See CONTRIBUTING.md for the full PR workflow, area/type labels, and DCO requirements.


Common Pitfalls#

Problem

Cause

Fix

uv sync --locked fails on macOS

Lockfile resolves CUDA wheels that don’t exist on macOS

Run inside Docker or on a Linux machine

ModuleNotFoundError after pip install

pip installed outside the uv-managed venv

Use uv add and uv sync, never bare pip install

uv sync --locked fails after MCore branch switch

Lockfile was generated against main MCore

Use uv sync (without --locked) on dev

Stale checkpoint auto-resume in Bridge

nemo_experiments/ from a previous run exists

rm -rf nemo_experiments before starting fresh

Port collision on Slurm (EADDRINUSE)

ntasks-per-node=8 with torchrun --nproc_per_node=8

Drop torchrun; use ntasks-per-node=8 with uv run python script.py (srun-native)

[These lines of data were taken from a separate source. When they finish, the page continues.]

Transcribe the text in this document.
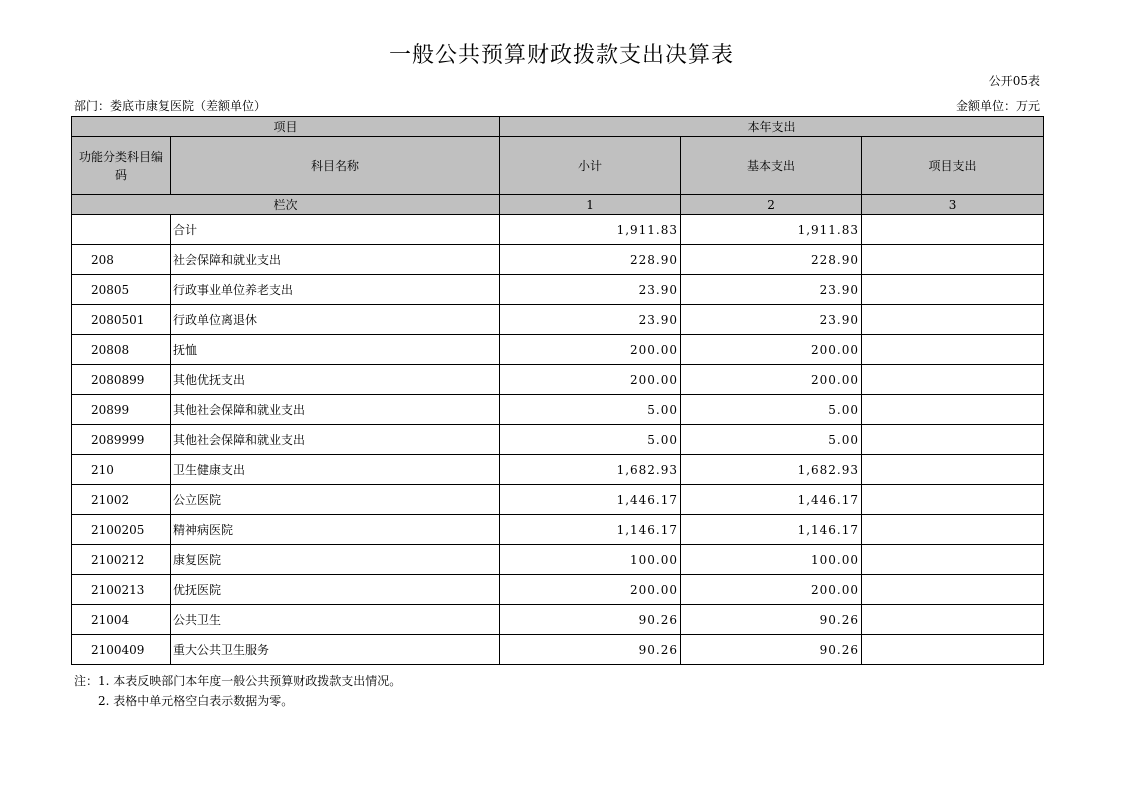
一般公共预算财政拨款支出决算表
公开05表
部门：娄底市康复医院（差额单位）	金额单位：万元
项目		本年支出		
功能分类科目编码	科目名称	小计	基本支出	项目支出
栏次		1	2	3
	合计	1,911.83	1,911.83	
208	社会保障和就业支出	228.90	228.90	
20805	行政事业单位养老支出	23.90	23.90	
2080501	行政单位离退休	23.90	23.90	
20808	抚恤	200.00	200.00	
2080899	其他优抚支出	200.00	200.00	
20899	其他社会保障和就业支出	5.00	5.00	
2089999	其他社会保障和就业支出	5.00	5.00	
210	卫生健康支出	1,682.93	1,682.93	
21002	公立医院	1,446.17	1,446.17	
2100205	精神病医院	1,146.17	1,146.17	
2100212	康复医院	100.00	100.00	
2100213	优抚医院	200.00	200.00	
21004	公共卫生	90.26	90.26	
2100409	重大公共卫生服务	90.26	90.26	
注：1. 本表反映部门本年度一般公共预算财政拨款支出情况。
2. 表格中单元格空白表示数据为零。
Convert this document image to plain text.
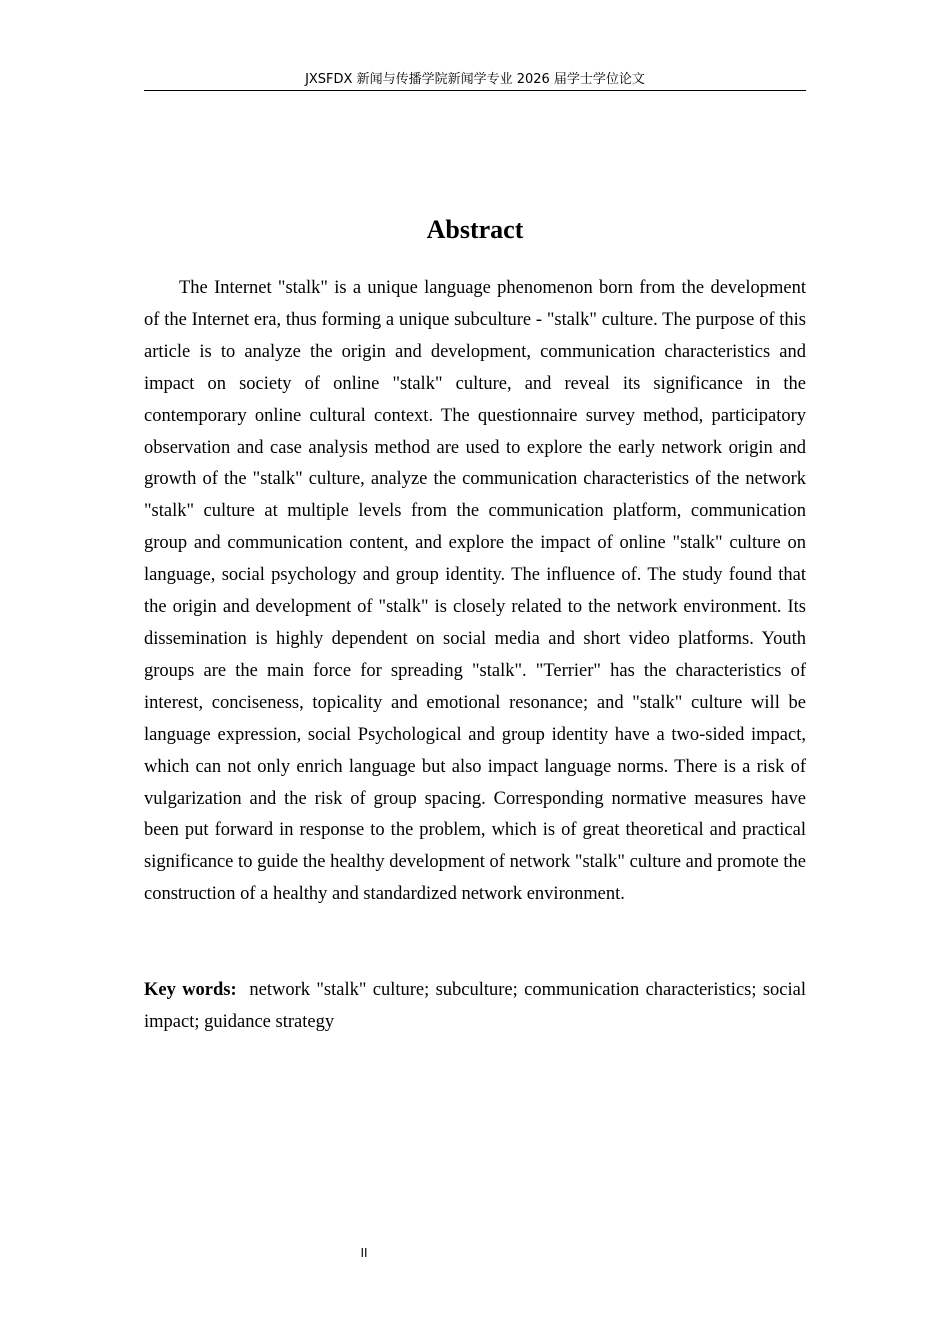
JXSFDX 新闻与传播学院新闻学专业 2026 届学士学位论文
Abstract

The Internet "stalk" is a unique language phenomenon born from the development of the Internet era, thus forming a unique subculture - "stalk" culture. The purpose of this article is to analyze the origin and development, communication characteristics and impact on society of online "stalk" culture, and reveal its significance in the contemporary online cultural context. The questionnaire survey method, participatory observation and case analysis method are used to explore the early network origin and growth of the "stalk" culture, analyze the communication characteristics of the network "stalk" culture at multiple levels from the communication platform, communication group and communication content, and explore the impact of online "stalk" culture on language, social psychology and group identity. The influence of. The study found that the origin and development of "stalk" is closely related to the network environment. Its dissemination is highly dependent on social media and short video platforms. Youth groups are the main force for spreading "stalk". "Terrier" has the characteristics of interest, conciseness, topicality and emotional resonance; and "stalk" culture will be language expression, social Psychological and group identity have a two-sided impact, which can not only enrich language but also impact language norms. There is a risk of vulgarization and the risk of group spacing. Corresponding normative measures have been put forward in response to the problem, which is of great theoretical and practical significance to guide the healthy development of network "stalk" culture and promote the construction of a healthy and standardized network environment.

Key words: network "stalk" culture; subculture; communication characteristics; social impact; guidance strategy

II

uv: command not found inside container

Container doesn’t have uv

Use the megatron-bridge image built from Dockerfile.ci

No space left on device during uv ops

Cache fills container’s /root/.cache/

Set UV_CACHE_DIR to shared/persistent storage

Pre-commit fails with ruff errors

Code style violations

Run uv run ruff check --fix . && uv run ruff format .


Quick Start Checklist#

  1. Clone the repo and initialize submodules:

    git clone https://github.com/NVIDIA-NeMo/Megatron-Bridge megatron-bridge
    cd megatron-bridge
    git submodule update --init 3rdparty/Megatron-LM
    
  2. Build the container:

    docker build -f docker/Dockerfile.ci --target megatron_bridge -t megatron-bridge:latest .
    
  3. Start a dev shell:

    docker run --rm -it -v $(pwd):/opt/Megatron-Bridge --gpus all --shm-size=24g megatron-bridge:latest bash
    
  4. Install pre-commit hooks (inside container):

    uv run --group dev pre-commit install
    
  5. Run a quick training sanity check:

    uv run python -m torch.distributed.run --nproc_per_node=1 \
      scripts/training/run_recipe.py \
      --recipe vanilla_gpt_pretrain_config \
      train.train_iters=5 train.global_batch_size=8 train.micro_batch_size=4 \
      scheduler.lr_warmup_iters=1 scheduler.lr_decay_iters=5 \
      logger.log_interval=1
    
  6. Create a branch, make changes, and submit a PR:

    git switch -c your-feature-name
    # ... make changes ...
    git add -u && git commit -s -m "[area] type: description"
    git push origin your-feature-name